Most patients take three medications after surgery.  Each has a specific purpose.  Aspirin or other blood thinner to help prevent blood clots, ibuprofen or other anti-inflammatory for inflammation and pain, and a narcotic for pain alone.  If you have questions, please ask me or my office.  This is NOT given as specific medical advice to any patient, but rather is a guideline.  EVERY patient is different and these may NOT apply to you.  While i would prefer that you not have to take any medications, I have found the following three very helpful and important in your recovery after surgery.   

or other
blood thinner

I typically I have some of my patients take a single 325mg aspirin daily after surgery for 10-14 days.  This helps to prevent blood clots.
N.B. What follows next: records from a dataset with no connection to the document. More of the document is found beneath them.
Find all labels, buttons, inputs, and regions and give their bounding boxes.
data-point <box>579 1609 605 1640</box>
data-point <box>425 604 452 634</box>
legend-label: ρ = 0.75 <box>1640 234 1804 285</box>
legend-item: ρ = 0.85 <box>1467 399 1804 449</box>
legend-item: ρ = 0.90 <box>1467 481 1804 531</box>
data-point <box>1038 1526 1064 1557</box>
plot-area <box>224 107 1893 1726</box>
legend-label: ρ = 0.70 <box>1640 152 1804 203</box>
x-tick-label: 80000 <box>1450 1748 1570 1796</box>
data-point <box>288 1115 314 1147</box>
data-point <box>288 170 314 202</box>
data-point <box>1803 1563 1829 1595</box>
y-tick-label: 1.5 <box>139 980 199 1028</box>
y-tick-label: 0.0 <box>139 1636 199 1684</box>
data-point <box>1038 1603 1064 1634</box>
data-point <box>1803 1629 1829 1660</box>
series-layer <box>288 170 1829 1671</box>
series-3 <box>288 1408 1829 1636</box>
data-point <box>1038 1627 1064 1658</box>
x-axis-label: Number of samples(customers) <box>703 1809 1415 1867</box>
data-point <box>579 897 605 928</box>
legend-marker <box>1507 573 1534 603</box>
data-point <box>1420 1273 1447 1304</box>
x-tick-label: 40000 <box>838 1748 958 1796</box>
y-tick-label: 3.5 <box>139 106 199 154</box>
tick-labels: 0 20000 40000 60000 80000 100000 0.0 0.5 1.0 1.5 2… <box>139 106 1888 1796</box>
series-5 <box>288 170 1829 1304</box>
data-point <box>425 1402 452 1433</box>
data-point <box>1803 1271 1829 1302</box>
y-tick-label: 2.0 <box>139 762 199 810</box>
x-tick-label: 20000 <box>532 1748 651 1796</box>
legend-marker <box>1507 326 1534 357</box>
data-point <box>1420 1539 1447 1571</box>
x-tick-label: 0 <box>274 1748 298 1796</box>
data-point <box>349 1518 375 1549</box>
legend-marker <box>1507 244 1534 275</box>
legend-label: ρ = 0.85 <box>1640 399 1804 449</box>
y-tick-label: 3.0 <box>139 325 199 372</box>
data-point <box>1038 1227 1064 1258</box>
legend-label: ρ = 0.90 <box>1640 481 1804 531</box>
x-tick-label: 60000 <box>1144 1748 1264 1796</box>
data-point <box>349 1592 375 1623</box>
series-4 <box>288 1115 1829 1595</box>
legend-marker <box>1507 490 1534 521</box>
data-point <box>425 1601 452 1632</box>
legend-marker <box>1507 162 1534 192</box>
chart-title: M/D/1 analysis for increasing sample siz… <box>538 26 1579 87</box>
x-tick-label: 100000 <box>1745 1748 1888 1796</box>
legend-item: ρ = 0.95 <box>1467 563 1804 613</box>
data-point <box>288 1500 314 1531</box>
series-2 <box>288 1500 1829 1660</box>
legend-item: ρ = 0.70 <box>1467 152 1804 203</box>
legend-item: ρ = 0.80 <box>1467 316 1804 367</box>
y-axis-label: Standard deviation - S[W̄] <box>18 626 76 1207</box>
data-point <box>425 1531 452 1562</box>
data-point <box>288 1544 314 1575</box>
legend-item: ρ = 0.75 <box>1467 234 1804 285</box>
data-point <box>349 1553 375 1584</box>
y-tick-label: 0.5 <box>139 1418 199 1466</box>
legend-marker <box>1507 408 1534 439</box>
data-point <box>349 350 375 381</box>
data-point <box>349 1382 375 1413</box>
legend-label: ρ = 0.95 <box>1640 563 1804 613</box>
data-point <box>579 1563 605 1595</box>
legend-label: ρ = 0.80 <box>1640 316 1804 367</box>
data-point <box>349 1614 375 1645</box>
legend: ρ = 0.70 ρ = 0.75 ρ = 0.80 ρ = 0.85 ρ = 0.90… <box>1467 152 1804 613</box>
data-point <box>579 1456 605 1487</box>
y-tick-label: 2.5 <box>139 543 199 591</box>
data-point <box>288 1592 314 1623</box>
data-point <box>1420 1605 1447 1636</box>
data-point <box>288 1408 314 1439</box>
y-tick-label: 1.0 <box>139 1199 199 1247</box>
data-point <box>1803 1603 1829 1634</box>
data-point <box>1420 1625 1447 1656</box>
This changes depending on the type of surgery performed.  For joint replacement surgery, a stronger blood thinner is often preferred such as xarelto.  Remember to talk to your doctor about this kind of medicine as taking the wrong medication can be extremely dangerous.   When to start it and stop is is also critical and should be tailored to your specific needs.  This is to be taken as a very general guideline only and not medical advice.  This usually begins the day after surgery.  If you already take aspirin or any other blood thinner before surgery, talk to your doctor about the right plan to stop it.   Because blood clots are such an important thing to prevent, be sure to ask me or my office for specific individualized instructions on this.

Ibuprofen or naproxen

Taking an anti-inflammatory can help to reduce pain and swelling at the site of surgery.  I usually recommend 600mg to 800mg three times a day (every 8 hours).  In come cases other anti-inflammatories will be recommended such as celecoxib.   For patient taking a strong blood thinner, this medication may NOT be allowed at all.  Planning to take daily for the first 4-5 days can make a big difference for you, but only if safe.  As mentioned above, talk to your doctor if this is right for you.

A narcotic
only if needed

This is always individualized for what is best for you, your medical condition, your surgical procedure, and your tolerance.  This medication does not help your body recover in any way – it primarily blocks pain.  Take this medication when the anti-inflammatory is not enough.  Try not to get behind on it.  Take it only as needed.  The guidelines on the bottle are just that, not requirements to keep taking it – I prefer that you decrease the dose and frequency as soon as possible.  As your pain lessens over the first days to a week, decrease the dose and stop it.  As I’ve said above several times, these are dangerous medications and should only be used according to your physician’s recommendations and guidelines.   For some procedures, these medications are not needed at all, and are best not used.